Whitney Drake, a staff attorney at the Texas legal aid group American Gateways, says more women are failing to pass credible fear interviews at the T. Don Hutto detention center near Austin. She explains that they’re being denied and that asylum officers are checking a box that reads “No Nexus.” The designation means that they did not establish that they were persecuted based on a protected ground such as membership in a social group.
When people do pass credible fear interviews after fleeing domestic and gang violence, they may now be more likely to be denied bond. Tim Warden-Hertz, a directing attorney at the Northwest Immigrant Rights Project in Washington state, cited the case of Blanca Orantes-Lopez, a mother who fled gang violence in El Salvador before being separated from her eight-year-old-son. After passing her credible fear interview, a judge denied bond on the grounds that Sessions’ decision meant she was no longer eligible for asylum. Warden-Hertz says the judge considered her a flight risk.
As Vox’s Dara Lind has explained, the best news for migrants may be that many asylum officers oppose the Trump administration’s crackdown. Sessions’ decision and the USCIS guidance raise the bar for gaining asylum, but they do not categorically ban people fleeing gang and domestic violence from receiving it. Asylum officers are well aware that denying credible fear can be a death sentence. “No one,” one asylum officer told Vox, “wants that on their conscience.”
On Wednesday afternoon, the House appropriations committee passed an amendment that would block DHS funding from being used to implement Sessions’ decision. In a rare show of bipartisanship, Rep. Kevin Yoder (R-Kansas) backed the measure. “As the son of a social worker,” he said, “I have great compassion for those victims of domestic violence anywhere, especially as it concerns those nations that turn a blind eye to the crimes of domestic violence.” But to become law, the amendment would still need to pass the full House, as well as the Senate.
Like so many of the Trump administration’s recent immigration policies, Sessions’ decision could end up being blocked or limited by federal courts. Eunice Lee, the co-legal director at the Center for Gender and Refugee Studies at the University of California-Hastings, says Sessions’ decision was filled with legal errors and that her organization is considering all possible legal challenges. But she warns that the USCIS guidance will lead to many asylum-seekers being wrongly deported before judges have weighed in.

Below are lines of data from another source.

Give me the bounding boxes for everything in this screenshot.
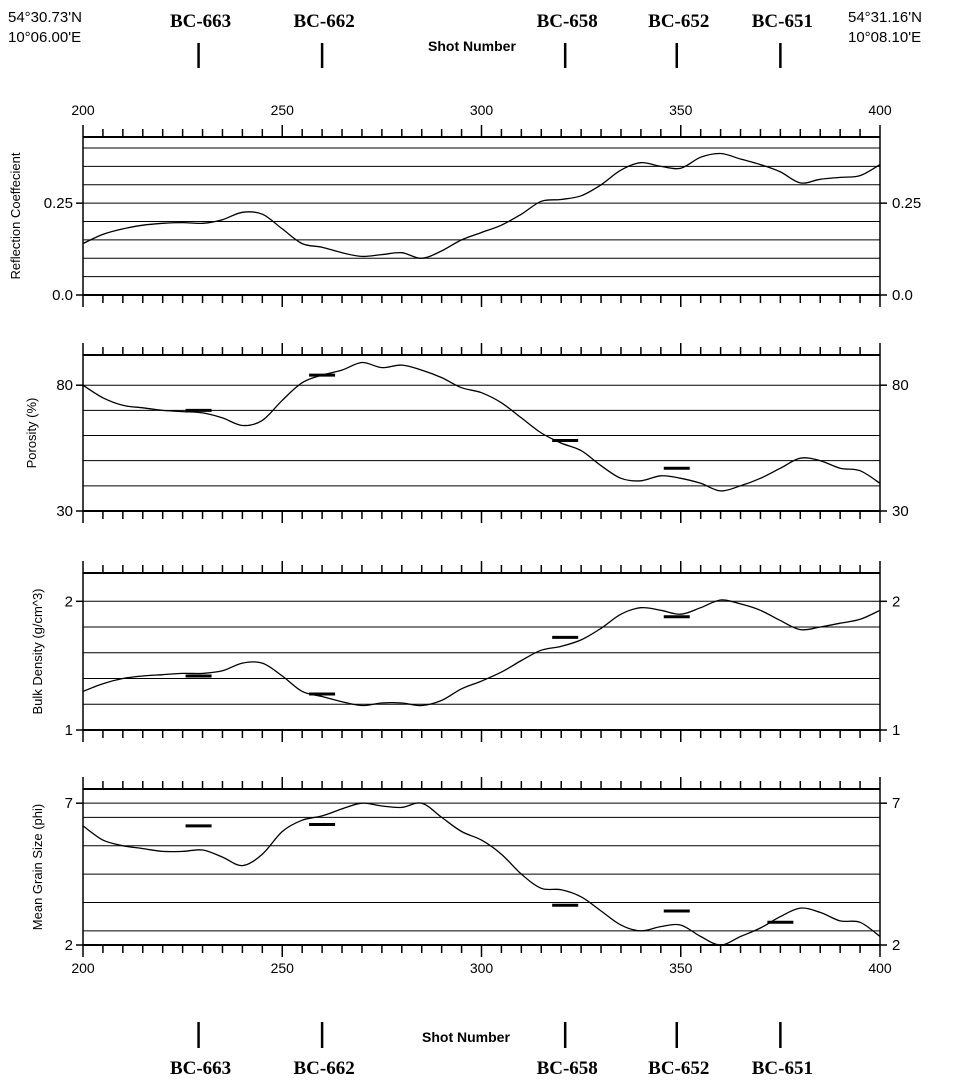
series-line — [82, 152, 881, 259]
top-station-label: BC-663 — [170, 11, 231, 32]
footer-shot-number-title: Shot Number — [422, 1029, 510, 1045]
y-axis-label: Porosity (%) — [24, 398, 39, 469]
y-tick-label: 7 — [65, 795, 73, 812]
y-tick-label-right: 7 — [892, 795, 900, 812]
header-right-latitude: 54°31.16'N — [848, 9, 922, 26]
top-station-label: BC-652 — [648, 11, 709, 32]
header-right-longitude: 10°08.10'E — [848, 29, 921, 46]
bottom-station-label: BC-652 — [648, 1058, 709, 1079]
top-station-label: BC-651 — [752, 11, 813, 32]
panels: 0.0 0.0 0.25 0.25 200 250 300 350 400 Reflection … — [8, 102, 921, 976]
bottom-station-label: BC-663 — [170, 1058, 231, 1079]
y-tick-label-right: 0.25 — [892, 195, 921, 212]
y-tick-label-right: 2 — [892, 593, 900, 610]
y-tick-label: 0.25 — [44, 195, 73, 212]
panel-2: 30 30 80 80 Porosity (%) — [24, 343, 909, 523]
top-station-label: BC-658 — [537, 11, 598, 32]
x-tick-label: 350 — [669, 102, 693, 118]
x-tick-label: 200 — [71, 102, 95, 118]
panel-4: 2 2 7 7 200 250 300 350 400 Mean Grain Size (phi) — [30, 777, 900, 976]
x-tick-label: 250 — [271, 102, 295, 118]
y-tick-label: 30 — [56, 503, 73, 520]
y-tick-label-right: 30 — [892, 503, 909, 520]
y-axis-label: Reflection Coeffecient — [8, 152, 23, 279]
y-axis-label: Mean Grain Size (phi) — [30, 804, 45, 930]
panel-1: 0.0 0.0 0.25 0.25 200 250 300 350 400 Reflection … — [8, 102, 921, 307]
x-tick-label: 350 — [669, 960, 693, 976]
x-tick-label: 400 — [868, 102, 892, 118]
header: 54°30.73'N 10°06.00'E 54°31.16'N 10°08.1… — [8, 9, 922, 54]
series-line — [82, 361, 881, 492]
bottom-stations: BC-663 BC-662 BC-658 BC-652 BC-651 — [170, 1022, 813, 1079]
header-left-latitude: 54°30.73'N — [8, 9, 82, 26]
x-tick-label: 300 — [470, 960, 494, 976]
x-tick-label: 300 — [470, 102, 494, 118]
bottom-station-label: BC-662 — [293, 1058, 354, 1079]
top-station-label: BC-662 — [293, 11, 354, 32]
y-tick-label-right: 0.0 — [892, 287, 913, 304]
header-shot-number-title: Shot Number — [428, 38, 516, 54]
panel-3: 1 1 2 2 Bulk Density (g/cm^3) — [30, 561, 900, 742]
x-tick-label: 250 — [271, 960, 295, 976]
top-stations: BC-663 BC-662 BC-658 BC-652 BC-651 — [170, 11, 813, 68]
y-tick-label-right: 2 — [892, 937, 900, 954]
y-tick-label: 80 — [56, 377, 73, 394]
y-tick-label: 2 — [65, 937, 73, 954]
y-tick-label-right: 1 — [892, 722, 900, 739]
x-tick-label: 400 — [868, 960, 892, 976]
series-line — [82, 599, 881, 707]
bottom-station-label: BC-651 — [752, 1058, 813, 1079]
bottom-station-label: BC-658 — [537, 1058, 598, 1079]
y-tick-label: 2 — [65, 593, 73, 610]
y-tick-label-right: 80 — [892, 377, 909, 394]
y-tick-label: 0.0 — [52, 287, 73, 304]
footer: Shot Number — [422, 1029, 510, 1045]
x-tick-label: 200 — [71, 960, 95, 976]
y-tick-label: 1 — [65, 722, 73, 739]
header-left-longitude: 10°06.00'E — [8, 29, 81, 46]
y-axis-label: Bulk Density (g/cm^3) — [30, 588, 45, 714]
series-line — [82, 802, 881, 946]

That is particularly concerning in the cases of separated parents. Fluharty, at the Dilley Pro Bono Project, said the trauma of family separations “created such a significant duress” that separated parents were “incapacitated and unable to put forth their claims for asylum.” She added, “It really seems like a proper analogy would be running a sprint with a broken leg.” In June, Port Isabel immigration judge Morris Onyewuchi stopped his review of a negative credible fear decision due to the “severe emotional disturbance” caused by the government taking the woman’s nine-year-old-daughter. “Meaningful review is not possible,” he wrote.

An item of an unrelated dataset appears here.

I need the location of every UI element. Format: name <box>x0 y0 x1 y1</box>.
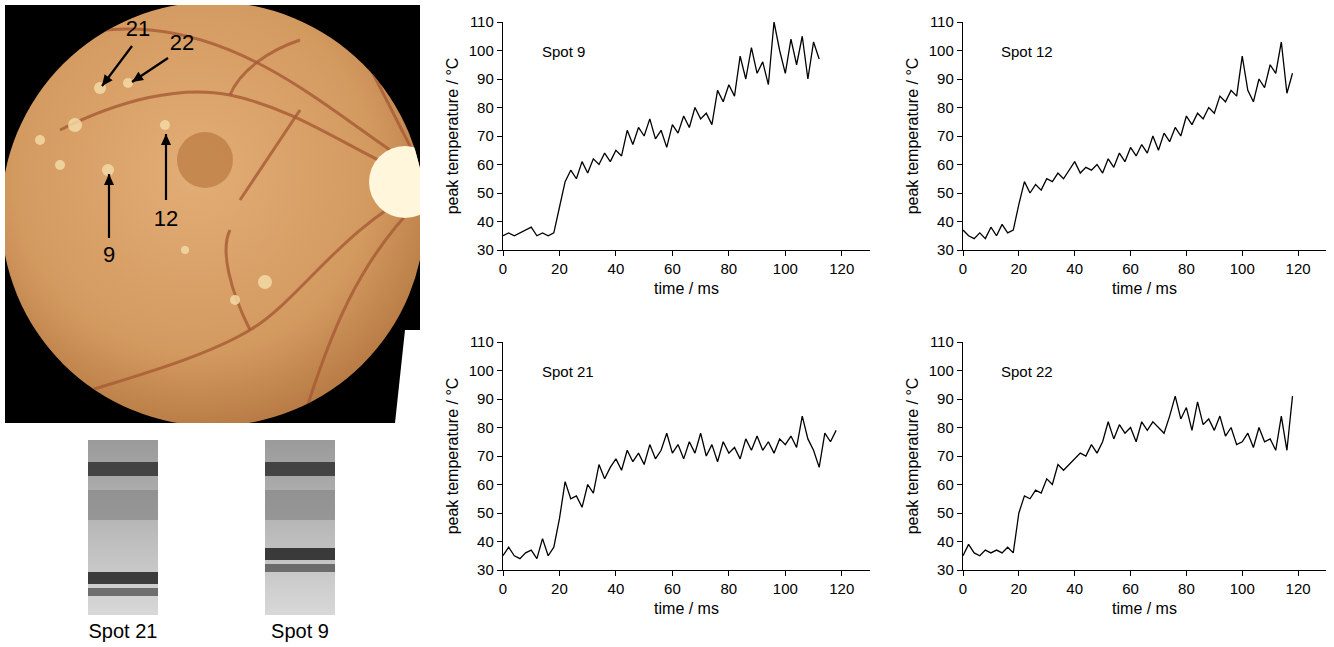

Last week, Powers learned that the mother she met with at Port Isabel was being released and would soon reunite with her child. But she had also been denied credible fear and it is unclear how long she may be able to stay in the United States. Powers thinks there’s still a chance of succeeding. “A lot of us are hopeful that Matter of A-B- will be struck down,” she says. “But the issue is that we have to keep fighting and keep cases going before we get that type of result.”
“It could take a while,” Powers continued. “And people can get deported while that’s pending.”